Suffice to say that it's premature to say confidently that a competitor will soon kick D&D off the top of the heap; I wouldn't rule it out myself, but without the edition war impetus I am skeptical - to my mind 1D&D isn't different enough from 2014!5e to inspire anything like the 3.X/4e edition war.
 



I think this is going to be a lot less about the publishers, and more about the VTT space.

Let me explain:
  • Everything I'm seeing out of Wotc sounds a lot like them getting on what is lovingly called the "Live Services" bandwagon. I say lovingly due to game publishers seeming to love making live services out of anything that used to be called a "game".
  • The reason this is bad, is due to the fact the main goal of turning D&D into a "live service", is to monetize it. Alot. In every darn way they can.
  • This means getting people into subscriptions, probably combined with microtransactions. Don't laugh. Look at magic the gathering, it's pretty much the posterchild for loot boxes, loooong before they were a thing in computer games.
  • In order to do the above, they need to control the market. That means getting rid of competition. Other VTT softwares.
  • Easiest way to do that is to choke off the published content that the 3rd parties can post to those tools when related to D&D. If a publisher cannot post software content based on D&D, then they can't add their material to VTT other than one run by Wotc.
  • Profit!
Now, can I prove this is the way it's going? Nope. But I've been working in the game industry (computer/console/mobile) for over a decade now, and this is the pattern I've seen over and over. If they are NOT going that way with the patterns I've seen, I simply have no idea what they are doing.

I mean, really. You better hope I'm wrong.
 

Branduil

Hero
I don’t think that is likely. To do so would be to accept WOTC’s position that OGL 1.0a can be non-authorized. It would also put them in a position where their future success is dependent on an agreement with WOTC that could be terminated. They’ve been through this before and I would doubt they want to be in that situation again.
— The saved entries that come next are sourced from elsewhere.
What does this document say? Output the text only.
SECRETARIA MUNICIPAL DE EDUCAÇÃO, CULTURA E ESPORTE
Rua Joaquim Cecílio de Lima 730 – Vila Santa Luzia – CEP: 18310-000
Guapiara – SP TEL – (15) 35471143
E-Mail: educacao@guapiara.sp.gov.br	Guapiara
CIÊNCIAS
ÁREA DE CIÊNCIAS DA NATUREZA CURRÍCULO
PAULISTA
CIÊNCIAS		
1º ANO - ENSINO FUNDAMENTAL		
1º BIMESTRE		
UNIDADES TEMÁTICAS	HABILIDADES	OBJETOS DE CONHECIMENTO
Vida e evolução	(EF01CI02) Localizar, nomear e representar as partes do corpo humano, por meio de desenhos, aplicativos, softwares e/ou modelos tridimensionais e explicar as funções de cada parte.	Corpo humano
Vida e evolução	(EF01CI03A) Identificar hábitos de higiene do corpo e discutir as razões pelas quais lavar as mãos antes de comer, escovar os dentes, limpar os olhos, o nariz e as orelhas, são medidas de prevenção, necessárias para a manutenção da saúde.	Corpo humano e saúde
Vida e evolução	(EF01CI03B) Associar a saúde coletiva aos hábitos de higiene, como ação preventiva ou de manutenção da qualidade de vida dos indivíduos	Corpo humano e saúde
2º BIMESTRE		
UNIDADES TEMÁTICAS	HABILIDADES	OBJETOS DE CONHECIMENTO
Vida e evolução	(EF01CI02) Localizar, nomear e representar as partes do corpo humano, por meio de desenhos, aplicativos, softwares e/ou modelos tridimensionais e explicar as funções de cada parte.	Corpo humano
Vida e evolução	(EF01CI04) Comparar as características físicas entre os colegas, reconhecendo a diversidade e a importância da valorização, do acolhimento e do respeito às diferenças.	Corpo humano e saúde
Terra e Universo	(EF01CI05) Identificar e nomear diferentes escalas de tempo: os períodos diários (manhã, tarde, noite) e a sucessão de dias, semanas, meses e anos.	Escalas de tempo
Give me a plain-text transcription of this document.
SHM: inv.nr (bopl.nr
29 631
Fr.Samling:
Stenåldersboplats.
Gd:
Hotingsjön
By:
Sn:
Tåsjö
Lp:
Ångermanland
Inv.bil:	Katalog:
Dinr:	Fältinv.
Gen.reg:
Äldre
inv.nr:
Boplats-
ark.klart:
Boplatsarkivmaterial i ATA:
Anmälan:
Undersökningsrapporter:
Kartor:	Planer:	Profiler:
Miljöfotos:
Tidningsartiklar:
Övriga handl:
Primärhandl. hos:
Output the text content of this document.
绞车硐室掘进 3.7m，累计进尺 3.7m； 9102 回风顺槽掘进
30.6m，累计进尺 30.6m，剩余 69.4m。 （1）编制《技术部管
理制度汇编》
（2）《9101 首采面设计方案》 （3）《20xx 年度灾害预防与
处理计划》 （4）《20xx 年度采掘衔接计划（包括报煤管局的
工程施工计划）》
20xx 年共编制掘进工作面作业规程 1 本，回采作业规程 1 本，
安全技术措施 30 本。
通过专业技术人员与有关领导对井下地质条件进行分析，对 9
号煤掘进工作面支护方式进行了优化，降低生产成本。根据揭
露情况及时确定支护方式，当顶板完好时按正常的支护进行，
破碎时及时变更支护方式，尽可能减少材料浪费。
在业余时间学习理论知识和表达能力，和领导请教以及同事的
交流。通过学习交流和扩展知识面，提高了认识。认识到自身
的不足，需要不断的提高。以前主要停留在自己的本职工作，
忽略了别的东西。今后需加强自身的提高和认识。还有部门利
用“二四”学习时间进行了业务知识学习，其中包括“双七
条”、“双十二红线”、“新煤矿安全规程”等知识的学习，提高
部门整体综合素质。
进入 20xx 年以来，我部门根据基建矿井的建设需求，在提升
I think they are more likely to say “no thanks” and continue to publish open game content under OGL 1.0a. The leadership of Paizo is very experienced with the OGL and understand how it works. If it comes to a court case, I believe they would have a good chance of success.
This is the big issue facing anyone who wants to make a deal with WotC-- even just implying that the OGL can be revoked demonstrates WotC is now a bad-faith actor, and cannot be trusted. It's the scorpion telling the frog "Don't worry, I won't sting you again."